One reason that your code isn't work is that your main program running in COG 0 sets P1 to an output but the programs running on COG 3 do not do that. You have to set the DIRA register in the same COG that is manipulating the pin.

Also, you still won't get "instant" response to a change in the pulse generator because it takes a significant amount of time to load code into a COG.

Mark_T

GUFF wrote: »

My first idea was to start and stop different cogs for each pulse.

You normally use some hub variables to control a cog - set a start-flag to set it going, cancel it to stop, use a separate variable to
report status back from the cog in question. Locks can be used as a semaphore directly for each cog too.

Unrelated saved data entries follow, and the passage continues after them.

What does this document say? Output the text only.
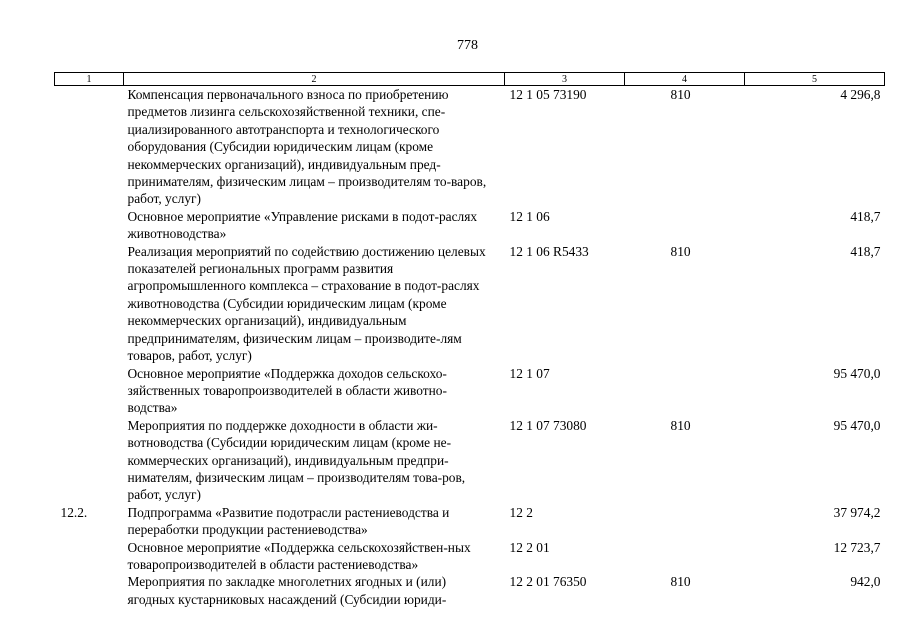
778
1	2	3	4	5
	Компенсация первоначального взноса по приобретению предметов лизинга сельскохозяйственной техники, спе-циализированного автотранспорта и технологического оборудования (Субсидии юридическим лицам (кроме некоммерческих организаций), индивидуальным пред-принимателям, физическим лицам – производителям то-варов, работ, услуг)	12 1 05 73190	810	4 296,8
	Основное мероприятие «Управление рисками в подот-раслях животноводства»	12 1 06		418,7
	Реализация мероприятий по содействию достижению целевых показателей региональных программ развития агропромышленного комплекса – страхование в подот-раслях животноводства (Субсидии юридическим лицам (кроме некоммерческих организаций), индивидуальным предпринимателям, физическим лицам – производите-лям товаров, работ, услуг)	12 1 06 R5433	810	418,7
	Основное мероприятие «Поддержка доходов сельскохо-зяйственных товаропроизводителей в области животно-водства»	12 1 07		95 470,0
	Мероприятия по поддержке доходности в области жи-вотноводства (Субсидии юридическим лицам (кроме не-коммерческих организаций), индивидуальным предпри-нимателям, физическим лицам – производителям това-ров, работ, услуг)	12 1 07 73080	810	95 470,0
12.2.	Подпрограмма «Развитие подотрасли растениеводства и переработки продукции растениеводства»	12 2		37 974,2
	Основное мероприятие «Поддержка сельскохозяйствен-ных товаропроизводителей в области растениеводства»	12 2 01		12 723,7
	Мероприятия по закладке многолетних ягодных и (или) ягодных кустарниковых насаждений (Субсидии юриди-	12 2 01 76350	810	942,0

Killing and restarting a cog costs about 8200 cycles, and killing a cog risks leaving things in a broken state (there is no
cleanup done, the cog stops and all its special registers reset to zero.)

GUFF

Thanks for the replies everyone, I appreciate the feedback.

Agreed, I am making it more complicated than it needs to be. But then again, what you do expect from a hardware guy (EMC Engineer)? Attached is a visual for what I am doing.

I think you are right, no need for multiple cogs.

There are two pulses I need to output. Both would be considered "slow" due to the timing parameters:

Pulse 1

10% duty cycle @.2Hz (500ms on/4.5soff)

Pulse 2

24 segments ranging from 50ms to 350ms as follows:

Segment/High/Low/Time (s)
0/Low/0.050
1/High/0.050
2/Low/0.350
3/High/0.250
4/Low/0.050
5/High/0.050
6/Low/0.250
7/High/0.100
8/Low/0.050
9/High/0.350
10/Low/0.050
11/High/0.050
12/Low/0.150
13/High/0.350
14/Low/0.050
15/High/0.050
16/Low/0.350
17/High/0.150
18/Low/0.050
19/High/0.050
20/Low/0.250
21/High/0.050
22/Low/0.050
23/High/0.050

@JonnyMac

I used the idea you presented of breaking up the delays into smaller chunks and then looking for switch changes. That seemed to do the trick nicely. I updated the code and verified on the scope the pulses still work and the pulses change quickly when switches are toggled. Code Attached.

I know I can optimize the code more and plan to as I continue gaining more prop experience. Thanks for helping me learn a thing or two.